The EU executive has launched legal action against Hungary and Poland to defend LGBTQ+ rights in the latest battle over values with the two nationalist governments in central Europe.
The announcement that Hungary and Poland’s governments could end up in the EU’s highest court is part of an ongoing existential fight for the rule of law and freedom from discrimination in the heart of Europe.
The case against Hungary was triggered by a recently adopted law banishing LGBTQ+ people from books and TV for under-18s, a measure denounced as “shameful” by the European Commission’s president, Ursula von der Leyen. In Poland, the commission considers local authorities have failed to help with its inquiries into resolutions in favour of “LGBT ideology free zones”, passed in more than 100 Polish towns and villages.
The commission was under pressure to act after the European parliament denounced the Hungarian law outlawing LGBTQ+ people from being shown in educational content or entertainment that might be seen by under-18s.
The commission said this broke several EU laws, including its audiovisual media services directive, which sets EU rules for TV and streaming services, as well as the freedom to provide services and the free movement of goods, two cornerstones of union law.
The case also takes aim at Hungary’s consumer protection authority, which required a publisher to put a disclaimer on an anthology of fairytales, Wonderland Is For Everyone, because the book was deemed to show “behaviour deviating from traditional gender roles”.
“This law uses the protection of children, to which we are all committed, as an excuse to severely discriminate against people because of their sexual orientation. This law is disgraceful,” von der Leyen told MEPs last week.
Polish authorities, the commission said, had failed to cooperate with its inquiries into so-called LGBT-ideology free zones, which officials suspect break EU law on non-discrimination.
The two countries have two months to respond to the commission, the first stage in the EU sanctions procedure that can end in the European court of justice (ECJ) and a punishment of daily fines.
The announcements on Thursday came soon after the ECJ ruled that Poland’s system of disciplining judges was incompatible with EU law.
That ruling intensifies the conflict between EU authorities and the Polish government, one day after Poland’s top court rejected an ECJ demand to suspend a newly created body to discipline supreme court judges, a decision described as legal “Polexit” by the EU.

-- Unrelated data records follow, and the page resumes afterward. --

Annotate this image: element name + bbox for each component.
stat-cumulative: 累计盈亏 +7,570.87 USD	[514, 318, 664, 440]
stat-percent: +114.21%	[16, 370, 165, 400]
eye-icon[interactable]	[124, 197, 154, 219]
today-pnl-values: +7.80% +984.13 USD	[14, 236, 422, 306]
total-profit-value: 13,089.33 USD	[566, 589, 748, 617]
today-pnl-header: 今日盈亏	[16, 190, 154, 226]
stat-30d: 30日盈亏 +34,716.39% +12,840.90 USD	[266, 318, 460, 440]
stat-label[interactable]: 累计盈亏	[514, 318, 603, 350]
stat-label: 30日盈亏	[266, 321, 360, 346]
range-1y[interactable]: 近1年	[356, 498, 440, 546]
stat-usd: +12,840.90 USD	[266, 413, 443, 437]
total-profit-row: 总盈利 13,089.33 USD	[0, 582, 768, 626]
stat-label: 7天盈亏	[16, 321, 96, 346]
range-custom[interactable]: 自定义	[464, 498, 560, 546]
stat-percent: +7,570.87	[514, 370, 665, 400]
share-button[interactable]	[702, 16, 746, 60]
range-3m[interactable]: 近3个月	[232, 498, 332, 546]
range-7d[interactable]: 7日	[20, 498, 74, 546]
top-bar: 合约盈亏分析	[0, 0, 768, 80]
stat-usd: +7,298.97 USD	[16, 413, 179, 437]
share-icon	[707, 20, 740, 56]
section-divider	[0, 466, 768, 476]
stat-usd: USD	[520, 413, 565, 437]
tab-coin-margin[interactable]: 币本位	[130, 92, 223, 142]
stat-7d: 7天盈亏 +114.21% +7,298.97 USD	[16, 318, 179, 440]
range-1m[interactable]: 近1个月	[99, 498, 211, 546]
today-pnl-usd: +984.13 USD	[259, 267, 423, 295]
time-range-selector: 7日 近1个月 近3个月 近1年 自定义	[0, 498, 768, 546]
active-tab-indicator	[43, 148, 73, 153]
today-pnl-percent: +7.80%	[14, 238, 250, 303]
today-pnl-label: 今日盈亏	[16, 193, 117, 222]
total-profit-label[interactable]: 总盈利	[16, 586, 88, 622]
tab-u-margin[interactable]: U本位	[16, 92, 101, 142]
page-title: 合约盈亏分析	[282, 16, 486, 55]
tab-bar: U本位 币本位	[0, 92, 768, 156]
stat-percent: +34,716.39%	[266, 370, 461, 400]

Soon after taking office in 2015, Poland’s ruling Law and Justice party embarked on a rapid overhaul of its legal system that has been widely criticised by independent observers for weakening judicial independence and increasing government control. Those changes include setting up a disciplinary chamber for Poland’s supreme court consisting of new judges.
The ECJ said on Thursday the disciplinary chamber “does not provide all the guarantees of impartiality and independence” and was not protected from “direct or indirect influence” of the government or lawmakers.
Under the disciplinary system, Polish judges can be sanctioned for their judgments in the lower courts, an arrangement that “could be used in order to exert political control” over decisions or “exert pressure on judges with a view to influencing their decisions”, an ECJ statement said.
Polish judges can also be disciplined if they refer cases to the Luxembourg court for a preliminary ruling, a move that strikes at the heart of the EU’s legal order.
The ECJ has called for “measures necessary to rectify the situation”. The Luxembourg-based court had already issued a temporary injunction suspending the disciplinary tribunal pending Thursday’s judgment, the decision that prompted Poland’s supreme court to declare it did not have to follow EU law.
The judgment is a win for the commission, which has taken the Polish government to court multiple times over violations of the rule of law. But it may be a bittersweet victory as Polish judges contest the supremacy of EU law, a cornerstone of how the union functions.
The Polish prime minister, Mateusz Morawiecki, said on Thursday it was “an obvious conclusion for any Polish citizen that the constitution is the highest legal act”. Both he and the country’s justice minister, Zbigniew Ziobro, said they considered the EU stance to be politically motivated.
A commission spokesperson said: “The commission is deeply concerned by the decision of the Polish constitutional tribunal yesterday … This decision actually reaffirms our concerns about the state of the rule of law in Poland.”